Double Taxation

Tax Court Denies Deduction for Medical Expenses Paid Via Insurance Settlement

Tax Court Denies Deduction for Medical Expenses Paid Via Insurance Settlement

Double-dipping is more than just a faux pas committed by fat toddlers at Super Bowl parties; it’s also an undeserved tax benefit that much of the language in the Code is designed to safeguard against. The prohibition on double-dipping is why taxpayers generally can’t take a tax deduction and credit on the same expense, or why an asset’s depreciable basis must be reduced by any first-year “bonus” depreciation. Or, in the case of Judith Gaerttner (Gaerttner), why she couldn’t take a medical expense deduction for amounts reimbursed by insurance.

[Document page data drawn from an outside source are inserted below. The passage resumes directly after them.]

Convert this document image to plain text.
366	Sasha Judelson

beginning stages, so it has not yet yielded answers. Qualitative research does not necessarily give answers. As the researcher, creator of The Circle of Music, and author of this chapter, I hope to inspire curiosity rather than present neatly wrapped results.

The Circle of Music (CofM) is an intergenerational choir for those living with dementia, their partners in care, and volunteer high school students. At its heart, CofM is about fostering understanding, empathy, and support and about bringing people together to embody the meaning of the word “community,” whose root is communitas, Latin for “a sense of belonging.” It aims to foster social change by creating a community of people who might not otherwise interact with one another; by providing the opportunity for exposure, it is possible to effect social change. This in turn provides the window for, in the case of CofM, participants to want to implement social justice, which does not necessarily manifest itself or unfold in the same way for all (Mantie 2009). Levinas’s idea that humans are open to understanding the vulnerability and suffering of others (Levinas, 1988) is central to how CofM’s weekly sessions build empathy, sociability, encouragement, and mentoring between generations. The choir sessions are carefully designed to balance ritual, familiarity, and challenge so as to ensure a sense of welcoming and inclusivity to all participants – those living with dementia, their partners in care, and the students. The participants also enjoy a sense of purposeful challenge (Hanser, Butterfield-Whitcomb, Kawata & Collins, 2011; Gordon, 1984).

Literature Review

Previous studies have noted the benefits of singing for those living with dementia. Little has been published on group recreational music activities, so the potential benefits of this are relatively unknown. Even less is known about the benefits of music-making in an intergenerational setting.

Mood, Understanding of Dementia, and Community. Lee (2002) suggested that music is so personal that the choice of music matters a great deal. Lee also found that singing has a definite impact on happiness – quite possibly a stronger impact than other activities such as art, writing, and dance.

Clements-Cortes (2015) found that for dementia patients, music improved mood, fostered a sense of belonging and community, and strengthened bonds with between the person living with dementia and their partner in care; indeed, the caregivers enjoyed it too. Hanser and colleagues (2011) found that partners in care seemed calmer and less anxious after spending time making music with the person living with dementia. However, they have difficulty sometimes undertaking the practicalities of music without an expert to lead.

In 2002, Gaerttner was involved in an automobile accident. She underwent treatment for her related injuries through 2004, but did not pay out-of-pocket for any of the medical expenses. Instead, she signed a waiver requesting that her doctors bill her attorney. In late 2004, Gaerttner received a $20,000 insurance settlement and ordered her attorney to pay $11,000 worth of accrued medical bills.

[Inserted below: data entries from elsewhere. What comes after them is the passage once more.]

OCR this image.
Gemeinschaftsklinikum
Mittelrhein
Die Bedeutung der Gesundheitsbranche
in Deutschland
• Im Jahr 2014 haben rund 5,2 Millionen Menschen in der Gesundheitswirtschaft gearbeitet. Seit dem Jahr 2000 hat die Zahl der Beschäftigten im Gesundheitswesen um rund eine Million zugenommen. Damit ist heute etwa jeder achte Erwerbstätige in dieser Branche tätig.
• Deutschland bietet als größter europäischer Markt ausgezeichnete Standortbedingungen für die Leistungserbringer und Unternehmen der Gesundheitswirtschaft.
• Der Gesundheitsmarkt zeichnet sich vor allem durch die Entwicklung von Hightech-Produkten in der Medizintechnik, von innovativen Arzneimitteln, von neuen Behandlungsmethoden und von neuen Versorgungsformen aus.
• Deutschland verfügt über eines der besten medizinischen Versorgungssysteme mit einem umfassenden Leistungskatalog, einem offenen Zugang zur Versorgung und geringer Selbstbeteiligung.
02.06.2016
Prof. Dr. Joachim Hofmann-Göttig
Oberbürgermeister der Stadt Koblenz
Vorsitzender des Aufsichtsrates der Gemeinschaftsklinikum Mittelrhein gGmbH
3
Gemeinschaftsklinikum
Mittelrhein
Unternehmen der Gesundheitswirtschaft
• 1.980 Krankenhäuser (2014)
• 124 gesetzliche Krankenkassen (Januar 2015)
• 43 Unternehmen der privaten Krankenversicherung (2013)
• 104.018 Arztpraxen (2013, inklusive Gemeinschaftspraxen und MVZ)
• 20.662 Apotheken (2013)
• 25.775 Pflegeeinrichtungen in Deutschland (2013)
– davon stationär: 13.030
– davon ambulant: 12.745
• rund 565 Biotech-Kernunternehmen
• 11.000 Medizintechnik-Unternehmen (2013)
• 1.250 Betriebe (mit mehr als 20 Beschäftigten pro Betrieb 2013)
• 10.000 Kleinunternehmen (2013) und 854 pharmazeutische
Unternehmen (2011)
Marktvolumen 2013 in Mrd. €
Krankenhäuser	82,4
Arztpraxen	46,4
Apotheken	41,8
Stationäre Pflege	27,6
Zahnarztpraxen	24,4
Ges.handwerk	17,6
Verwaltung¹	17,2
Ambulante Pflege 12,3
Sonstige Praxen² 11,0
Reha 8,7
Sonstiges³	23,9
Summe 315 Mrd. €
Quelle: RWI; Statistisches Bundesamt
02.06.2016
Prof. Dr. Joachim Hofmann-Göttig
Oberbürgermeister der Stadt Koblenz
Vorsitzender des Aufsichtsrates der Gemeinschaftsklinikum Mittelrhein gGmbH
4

On her tax return, Gerttner excluded the $20,000 of settlement proceeds [i] from income and claimed $20,915 of medical expenses as itemized deductions on Schedule A. [ii]

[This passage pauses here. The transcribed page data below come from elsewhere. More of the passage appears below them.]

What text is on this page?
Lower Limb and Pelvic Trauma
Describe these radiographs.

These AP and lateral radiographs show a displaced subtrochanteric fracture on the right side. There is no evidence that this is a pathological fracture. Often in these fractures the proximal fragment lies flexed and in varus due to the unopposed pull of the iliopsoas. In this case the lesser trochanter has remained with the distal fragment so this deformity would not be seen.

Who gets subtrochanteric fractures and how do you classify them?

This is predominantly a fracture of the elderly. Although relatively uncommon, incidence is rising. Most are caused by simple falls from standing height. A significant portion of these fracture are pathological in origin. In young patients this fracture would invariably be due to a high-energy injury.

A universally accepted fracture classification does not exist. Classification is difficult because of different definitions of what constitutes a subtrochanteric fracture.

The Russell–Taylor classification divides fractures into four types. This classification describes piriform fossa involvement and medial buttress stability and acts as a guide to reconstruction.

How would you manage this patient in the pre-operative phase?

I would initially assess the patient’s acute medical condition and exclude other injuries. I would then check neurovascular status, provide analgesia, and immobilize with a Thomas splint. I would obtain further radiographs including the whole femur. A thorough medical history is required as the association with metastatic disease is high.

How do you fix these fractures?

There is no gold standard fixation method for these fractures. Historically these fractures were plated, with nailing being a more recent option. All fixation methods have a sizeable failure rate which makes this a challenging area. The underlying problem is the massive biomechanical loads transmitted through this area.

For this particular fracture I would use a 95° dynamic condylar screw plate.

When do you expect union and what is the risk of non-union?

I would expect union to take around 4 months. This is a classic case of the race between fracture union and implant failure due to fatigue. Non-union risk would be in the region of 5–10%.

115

The IRS audited Gaerttner’s tax return and disallowed half of her medical expenses. Gaerttner responded by arguing that the expenses were attributable to her 2002 automobile accident.

The Tax Court sided with the IRS anddisallowed themedical expenses.

In general, I.R.C. § 213(a) provides that expenses paid during the taxable year for medical care of the taxpayer, not compensated for by insurance or otherwise, shall be allowed as a deduction to the extent that such expenses exceed 7.5% of adjusted gross income. The regulations reinforce the language emphasized above, stating that in order for medical expenses to be deductible, the expenses must not be “compensated for by insurance or otherwise.”[iii] This made for an easy decision by the Tax Court:

Ms. Gaerttner was compensated by insurance for medical expenses related to her 2002 automobile accident. The record confirms that Ms. Gaerttner’s attorney paid her accumulated medical bills in 2004 when he received the insurance settlement


[i] The IRS had no issue with Gaerttner’s exclusion of the settlement proceeds, as settlement amounts paid on account of a physical personal injury are generally excluded from the taxpayer’s income under I.R.C. § 104(a)(2).

[ii] For whatever reason, Gaerttner actually deducted the medical expenses on her 2005 tax return, as opposed to the 2004 return, but it’s not germane to this discussion.

[iii] Treas. Reg. § 1.213-1(a)(3)(i).